Not that any CNN reader would have the slightest clue about any of the above items from their trusted source Fabian Escalante. But all items are thoroughly documented here.

“Fidel Castro is one hell of a guy!" Ted Turner gushed to a capacity crowd at Harvard Law School during a speech in 1997. "You people would like him! Most people in Cuba like him."

Within weeks CNN was granted its coveted Havana Bureau, the first ever granted by Castro to a foreign network. Bureau chief Lucia Newman (now with Al Jazeera) assured viewers, "CNN will be given total freedom to do what we want and to work without censorship."

Hard-hitting stories immediately followed. To wit: CNN soon featured Fidel's office in its "Cool Digs" segment of CNN's "Newsstand." "When was the last time you saw a cup full of pencils on the boss's desk?" asked perky CNN anchor Steven Frazier. "And they do get used – look at how worn down the erasers are! Years ago, our host worked as an attorney, defending poor people. ... He's Fidel Castro, Cuba's leader since 1959!"

“No dubious campaign spending here [in Cuba].” Reported Lucia Newman a bit later during some Castroite “elections.” “No mud slinging -- a system President [italics mine] Castro boasts is the most democratic and cleanest in the world!”

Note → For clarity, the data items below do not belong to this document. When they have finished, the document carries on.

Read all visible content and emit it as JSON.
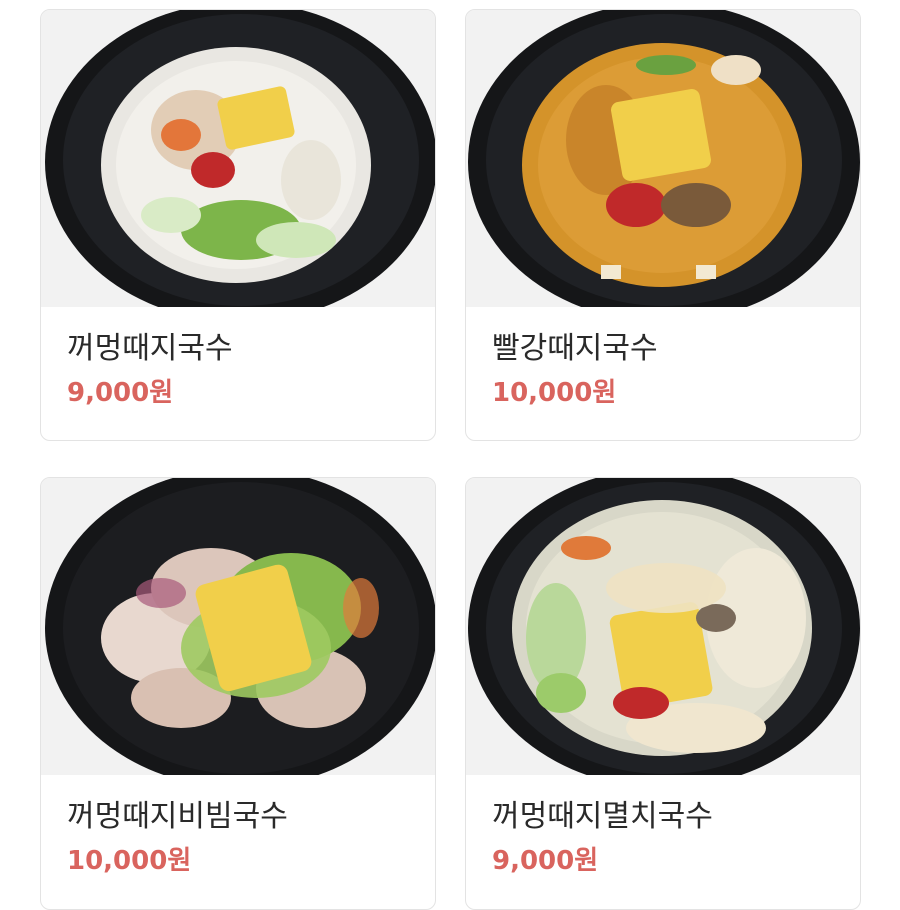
{
  "menu": {
    "items": [
      {
        "name": "꺼멍때지국수",
        "price": "9,000원",
        "photo_icon": "white-broth-noodle-bowl-icon"
      },
      {
        "name": "빨강때지국수",
        "price": "10,000원",
        "photo_icon": "spicy-red-broth-noodle-bowl-icon"
      },
      {
        "name": "꺼멍때지비빔국수",
        "price": "10,000원",
        "photo_icon": "bibim-noodle-bowl-icon"
      },
      {
        "name": "꺼멍때지멸치국수",
        "price": "9,000원",
        "photo_icon": "anchovy-broth-noodle-bowl-icon"
      }
    ]
  },
  "colors": {
    "price": "#d9645e",
    "name": "#2a2a2a",
    "card_border": "#e3e3e3",
    "bowl": "#151618"
  }
}
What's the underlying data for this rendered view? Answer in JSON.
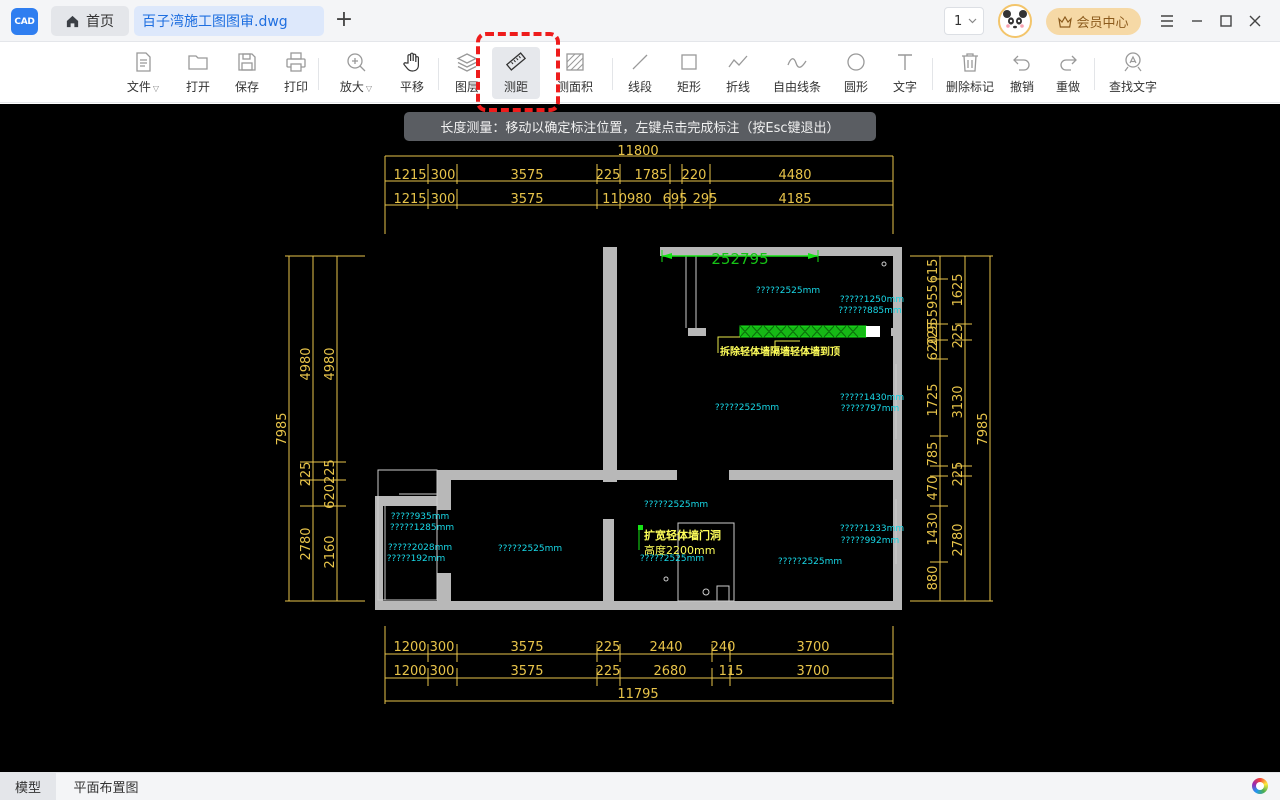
{
  "app": {
    "logo_text": "CAD"
  },
  "tabs": {
    "home_label": "首页",
    "file_label": "百子湾施工图图审.dwg",
    "add_symbol": "+"
  },
  "header": {
    "page_value": "1",
    "vip_label": "会员中心"
  },
  "toolbar": {
    "file": "文件",
    "open": "打开",
    "save": "保存",
    "print": "打印",
    "zoom": "放大",
    "pan": "平移",
    "layer": "图层",
    "measure_distance": "测距",
    "measure_area": "测面积",
    "line": "线段",
    "rect": "矩形",
    "polyline": "折线",
    "freeline": "自由线条",
    "circle": "圆形",
    "text": "文字",
    "delete_mark": "删除标记",
    "undo": "撤销",
    "redo": "重做",
    "find_text": "查找文字"
  },
  "hint": "长度测量：移动以确定标注位置，左键点击完成标注（按Esc键退出）",
  "drawing": {
    "top_total": "11800",
    "top_row1": [
      "1215",
      "300",
      "3575",
      "225",
      "1785",
      "220",
      "4480"
    ],
    "top_row2": [
      "1215",
      "300",
      "3575",
      "110980",
      "695",
      "295",
      "4185"
    ],
    "bottom_total": "11795",
    "bottom_row1": [
      "1200",
      "300",
      "3575",
      "225",
      "2440",
      "240",
      "3700"
    ],
    "bottom_row2": [
      "1200",
      "300",
      "3575",
      "225",
      "2680",
      "115",
      "3700"
    ],
    "left_outer": "7985",
    "left_mid": [
      "4980",
      "225",
      "2780"
    ],
    "left_inner": [
      "4980",
      "620225",
      "2160"
    ],
    "right_inner": [
      "615",
      "955955",
      "225",
      "620",
      "1725",
      "785",
      "470",
      "1430",
      "880"
    ],
    "right_mid": [
      "1625",
      "225",
      "3130",
      "225",
      "2780"
    ],
    "right_outer": "7985",
    "measure_value": "252795",
    "room_notes": [
      "?????2525mm",
      "?????1250mm",
      "??????885mm",
      "?????2525mm",
      "?????1430mm",
      "?????797mm",
      "?????2525mm",
      "?????935mm",
      "?????1285mm",
      "?????2028mm",
      "?????192mm",
      "?????2525mm",
      "?????1233mm",
      "?????992mm",
      "?????2525mm",
      "?????2525mm"
    ],
    "demolish_note": "拆除轻体墙隔墙轻体墙到顶",
    "expand_note_1": "扩宽轻体墙门洞",
    "expand_note_2": "高度2200mm"
  },
  "bottom_tabs": {
    "model": "模型",
    "layout": "平面布置图"
  },
  "colors": {
    "accent": "#2f7ef0",
    "highlight": "#ee1c1c",
    "dim": "#e8c44a",
    "cyan": "#18d7e6",
    "green": "#16e316"
  }
}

There you have CNN’s take. Now regarding all those dastardly CIA assassination attempts against Castro so breathlessly reported by Fabian Escalante and so eagerly transcribed by CNN’s intrepid gumshoes:

In the early 60s, the late E.Howard Hunt was head of the political division of the CIA’s “Cuba Project.” “So far as I have been able to determine,” Hunt clarified in his book Give Us This Day, “no coherent plan was ever developed within the CIA to assassinateCastro, though it was the heart’s desire of many exile groups.” Interestingly, Hunt stressed that killing Castro was his own recommendation. But he couldn’t get any serioustakers within the agency.

This may have been because there were so many Castro supporters in the CIA at the time. Consider these quotes from CIA officials:

“Me and my staff were all Fidelistas.” (Robert Reynolds, the CIA’s “Caribbean Desk’s chief from 1957-1960.)

“Everyone in the CIA and everyone at State was pro-Castro, except [Republican] ambassador Earl Smith.” (CIA operative in Santiago Cuba, Robert Weicha.)

Howard Hunt, himself, has denied that any assassination attempts were undertaken by the CIA. Hunt has been recorded on video admitting: “We never got that far.”

Even the liberal pro-Castro Frank Church Committee has claimed that the assassination stories were largely mythologized:

In August 1975, Fidel Castro gave Senator George McGovern a list of twenty-four alleged attempts to assassinate him in which Castro claimed the CIA had been involved…The Committee has found no evidence that the CIA was involved in the attempts on Castro’s life enumerated in the allegations that Castro gave to Senator McGovern.

On the other hand, we have CNN’s Havana bureau earning their keep by transcribing reports of those nefarious CIA assassination plots, as reported to them by Fabian Escalante—one of Castro’s oldest and most trusted KGB-trained intelligence officers.

There was a day when most Americans would laugh at any U.S. press bureau that regarded on-duty communist intelligence officers as trustworthy news sources.